In accordance with COBAC Regulation R-2008/01 requiring credit institutions to prepare a business continuity plan, in order to define and implement a plan of measures aimed at preventing or minimizing major losses and thus reduce the extent of residual risks to be covered in the business continuity plan, credit institutions identify their areas of weakness through audits and inspections.

Credit institutions define the mapping and scenarios of losses to be taken into account in their business continuity plan. To this end, they must;

– Identify the activities that are essential to the survival of the credit institution or the proper functioning of the financial system;

– Identify the threats to these activities that could cause them to be discontinued;

– Assess the probability of occurrence and the potential impact of each risk (loss assessment scale, loss impact assessment grid, risk and loss typology);

– Define the risk management strategy for each characterized risk;

– define the assumptions for the development of their business continuity plan, taking into account the scope of the loss scenarios.

The loss map must be updated regularly, in particular when each major change in the life of the institution occurs.

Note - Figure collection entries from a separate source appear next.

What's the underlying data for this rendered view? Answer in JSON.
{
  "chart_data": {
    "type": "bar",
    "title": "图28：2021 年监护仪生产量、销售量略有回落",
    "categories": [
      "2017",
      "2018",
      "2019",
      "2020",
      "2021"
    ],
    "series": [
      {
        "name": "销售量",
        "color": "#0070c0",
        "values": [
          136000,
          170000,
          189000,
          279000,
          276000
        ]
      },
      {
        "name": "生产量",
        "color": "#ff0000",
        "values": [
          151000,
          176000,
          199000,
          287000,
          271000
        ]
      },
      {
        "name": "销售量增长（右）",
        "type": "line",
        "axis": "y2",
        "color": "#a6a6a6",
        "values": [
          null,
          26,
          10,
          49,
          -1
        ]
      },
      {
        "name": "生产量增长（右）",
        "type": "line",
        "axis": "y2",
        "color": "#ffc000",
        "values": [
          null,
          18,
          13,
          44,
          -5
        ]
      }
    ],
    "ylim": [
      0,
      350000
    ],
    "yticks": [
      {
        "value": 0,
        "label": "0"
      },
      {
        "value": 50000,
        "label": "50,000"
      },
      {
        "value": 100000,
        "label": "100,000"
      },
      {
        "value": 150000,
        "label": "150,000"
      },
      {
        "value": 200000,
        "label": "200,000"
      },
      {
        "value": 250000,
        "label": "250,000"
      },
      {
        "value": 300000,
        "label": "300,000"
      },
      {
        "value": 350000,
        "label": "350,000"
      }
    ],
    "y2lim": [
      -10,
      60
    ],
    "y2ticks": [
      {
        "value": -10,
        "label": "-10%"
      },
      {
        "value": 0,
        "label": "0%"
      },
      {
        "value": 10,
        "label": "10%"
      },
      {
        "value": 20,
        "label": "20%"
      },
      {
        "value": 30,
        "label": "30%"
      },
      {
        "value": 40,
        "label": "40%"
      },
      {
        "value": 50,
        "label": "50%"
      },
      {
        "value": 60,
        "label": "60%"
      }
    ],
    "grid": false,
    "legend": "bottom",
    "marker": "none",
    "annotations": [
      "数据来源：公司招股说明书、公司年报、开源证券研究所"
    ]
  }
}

Credit institutions determine the impact of potential losses on their activities and on the functioning of the banking system and specify a business continuity strategy that takes into account the issues identified.

The business impact assessment is based on:

– The identification and classification of critical activities and functions as well as the risks that touch on each critical activity or function;

– The validation of recovery or continuity objectives for each critical activity or function;

– Determination of the processes and key resources related to the critical activities and functions to deduce the degraded modes of operation;

– Identification of single points of failure and internal and external dependencies;

– Assessing the impact of business interruption.

The analysis of risks to activities and resources is guided by the business impact assessment and allows the definition of risk reduction plans for the processes, activities and resources identified as critical.

The risk analysis is updated whenever there is a significant change in the organization notably when new sites or locations are created and when the existing infrastructure is modified.